Sixty-two percent of adult Americans are overweight or obese, according to the Centers for Disease Control. More than 9 million children and teenagers are suffering the same problems. An increase in fast food consumption, coupled with low physical activity, largely contribute to the problem. Given those facts, it's no surprise that dieting and weight loss are common issues among people of all ages.
Up to 50 percent of women are on a diet at any given time, according to Judy Mahle Lutter in her book "The Bodywise Woman." Up to 90 percent of teenagers diet regularly, and up to 50 percent of younger kids have tried a diet at some point.
Weight Loss Industry
Americans spend more money in dieting, dieting products and weight loss surgery than any other people in the world. According to Marketdata, Americans spent $46.3 billion in weight loss products in 2004, the last year a survey was conducted. The numbers are expected to continue to grow significantly every year.

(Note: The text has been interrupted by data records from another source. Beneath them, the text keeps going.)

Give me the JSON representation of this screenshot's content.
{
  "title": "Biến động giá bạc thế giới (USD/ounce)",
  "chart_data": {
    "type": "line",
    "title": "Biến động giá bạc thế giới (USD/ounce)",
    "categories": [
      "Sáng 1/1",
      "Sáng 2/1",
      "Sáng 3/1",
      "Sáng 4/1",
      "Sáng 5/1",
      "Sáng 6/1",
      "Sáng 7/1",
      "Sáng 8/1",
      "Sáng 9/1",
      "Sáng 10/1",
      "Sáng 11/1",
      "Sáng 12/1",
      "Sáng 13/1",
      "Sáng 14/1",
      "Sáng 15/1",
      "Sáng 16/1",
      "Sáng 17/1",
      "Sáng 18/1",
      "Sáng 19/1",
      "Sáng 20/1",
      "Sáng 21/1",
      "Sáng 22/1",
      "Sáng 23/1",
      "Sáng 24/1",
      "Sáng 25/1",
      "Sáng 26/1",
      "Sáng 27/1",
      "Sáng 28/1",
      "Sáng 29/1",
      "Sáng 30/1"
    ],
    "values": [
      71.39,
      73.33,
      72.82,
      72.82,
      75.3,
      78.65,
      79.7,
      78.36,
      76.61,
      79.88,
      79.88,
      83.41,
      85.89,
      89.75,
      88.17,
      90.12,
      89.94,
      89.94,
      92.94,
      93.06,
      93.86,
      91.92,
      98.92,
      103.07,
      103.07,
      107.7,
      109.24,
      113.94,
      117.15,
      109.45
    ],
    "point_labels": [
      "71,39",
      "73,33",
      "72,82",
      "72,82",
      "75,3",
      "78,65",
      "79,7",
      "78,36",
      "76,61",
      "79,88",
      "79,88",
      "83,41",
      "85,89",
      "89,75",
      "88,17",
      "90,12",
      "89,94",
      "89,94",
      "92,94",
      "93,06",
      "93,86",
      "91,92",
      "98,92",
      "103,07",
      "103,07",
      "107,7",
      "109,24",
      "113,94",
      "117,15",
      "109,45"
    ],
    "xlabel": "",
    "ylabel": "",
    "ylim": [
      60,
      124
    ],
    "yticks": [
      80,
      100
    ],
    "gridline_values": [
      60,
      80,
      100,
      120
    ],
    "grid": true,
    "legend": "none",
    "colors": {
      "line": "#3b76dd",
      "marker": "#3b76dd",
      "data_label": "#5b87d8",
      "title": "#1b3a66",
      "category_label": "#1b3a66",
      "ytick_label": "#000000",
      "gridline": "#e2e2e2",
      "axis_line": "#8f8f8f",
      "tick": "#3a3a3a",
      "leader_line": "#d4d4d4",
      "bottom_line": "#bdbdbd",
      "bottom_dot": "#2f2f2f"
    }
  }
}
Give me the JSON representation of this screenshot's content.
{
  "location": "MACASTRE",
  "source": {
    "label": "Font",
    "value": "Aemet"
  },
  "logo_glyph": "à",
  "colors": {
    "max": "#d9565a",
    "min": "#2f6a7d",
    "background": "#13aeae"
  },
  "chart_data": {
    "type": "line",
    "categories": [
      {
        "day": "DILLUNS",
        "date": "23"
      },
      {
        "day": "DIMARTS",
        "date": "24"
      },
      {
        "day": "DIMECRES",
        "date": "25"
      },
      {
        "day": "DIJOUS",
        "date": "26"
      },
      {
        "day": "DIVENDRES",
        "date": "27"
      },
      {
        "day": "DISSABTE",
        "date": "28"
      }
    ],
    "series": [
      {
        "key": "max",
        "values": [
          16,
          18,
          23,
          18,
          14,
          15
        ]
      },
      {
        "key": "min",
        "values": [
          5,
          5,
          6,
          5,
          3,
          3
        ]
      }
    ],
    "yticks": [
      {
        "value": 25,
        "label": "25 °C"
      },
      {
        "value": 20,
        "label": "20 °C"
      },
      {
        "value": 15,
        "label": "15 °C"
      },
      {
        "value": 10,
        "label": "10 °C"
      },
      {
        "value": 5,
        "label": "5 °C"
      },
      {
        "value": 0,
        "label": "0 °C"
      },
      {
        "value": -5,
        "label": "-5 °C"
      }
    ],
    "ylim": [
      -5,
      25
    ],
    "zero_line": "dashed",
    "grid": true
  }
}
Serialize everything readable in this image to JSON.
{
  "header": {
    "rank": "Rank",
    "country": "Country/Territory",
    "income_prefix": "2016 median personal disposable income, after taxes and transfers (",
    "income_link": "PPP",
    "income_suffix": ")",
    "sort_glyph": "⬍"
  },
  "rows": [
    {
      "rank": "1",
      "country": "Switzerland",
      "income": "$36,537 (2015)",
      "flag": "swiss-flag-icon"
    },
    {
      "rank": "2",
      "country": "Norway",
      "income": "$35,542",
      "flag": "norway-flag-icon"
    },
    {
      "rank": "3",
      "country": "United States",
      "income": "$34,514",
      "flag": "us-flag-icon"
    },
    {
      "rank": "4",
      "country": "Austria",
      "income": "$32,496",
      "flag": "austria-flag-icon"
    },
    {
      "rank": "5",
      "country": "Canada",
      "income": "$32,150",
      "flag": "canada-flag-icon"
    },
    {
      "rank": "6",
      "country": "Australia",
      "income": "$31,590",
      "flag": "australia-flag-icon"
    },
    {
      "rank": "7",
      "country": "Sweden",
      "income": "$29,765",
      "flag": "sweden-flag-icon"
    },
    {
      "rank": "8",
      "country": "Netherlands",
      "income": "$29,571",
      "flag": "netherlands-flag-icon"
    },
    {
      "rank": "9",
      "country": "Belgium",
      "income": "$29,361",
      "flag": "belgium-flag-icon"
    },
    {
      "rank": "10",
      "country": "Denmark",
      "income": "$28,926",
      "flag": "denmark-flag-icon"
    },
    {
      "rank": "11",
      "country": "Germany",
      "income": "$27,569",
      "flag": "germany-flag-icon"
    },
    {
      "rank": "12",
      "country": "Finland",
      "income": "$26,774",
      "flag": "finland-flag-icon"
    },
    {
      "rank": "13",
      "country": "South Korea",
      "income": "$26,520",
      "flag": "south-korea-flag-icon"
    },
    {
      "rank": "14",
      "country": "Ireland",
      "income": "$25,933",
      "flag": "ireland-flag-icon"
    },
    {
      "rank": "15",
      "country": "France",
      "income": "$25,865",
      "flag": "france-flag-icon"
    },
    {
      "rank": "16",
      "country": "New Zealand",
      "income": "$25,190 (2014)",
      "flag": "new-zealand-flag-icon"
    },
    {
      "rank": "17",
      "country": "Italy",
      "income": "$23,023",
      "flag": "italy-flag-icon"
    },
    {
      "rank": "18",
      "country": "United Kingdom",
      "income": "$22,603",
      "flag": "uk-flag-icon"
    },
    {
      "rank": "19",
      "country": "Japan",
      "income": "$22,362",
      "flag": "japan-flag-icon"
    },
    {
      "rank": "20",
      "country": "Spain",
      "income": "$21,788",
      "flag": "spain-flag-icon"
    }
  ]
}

Many of the beliefs related to dieting and weight loss are erroneous. For example, it makes no difference whether you eat your calories at night or during the day. It's the total number of calories you consume throughout the day that makes or breaks your diet. Another common myth is that carbohydrates are the enemy. The truth is that complex carbs such as whole grains, brown rice and unsweetened cereals are excellent sources of fiber and can help with weight loss. Simple carbs like sugars and highly processed grains and flours are the problem.
According to data published by the University of Colorado, 35 percent of people who start by dieting occasionally become addicted to dieting. As of 1990, the average dieting age for girls was 8 years old. That's down from 14 in 1970.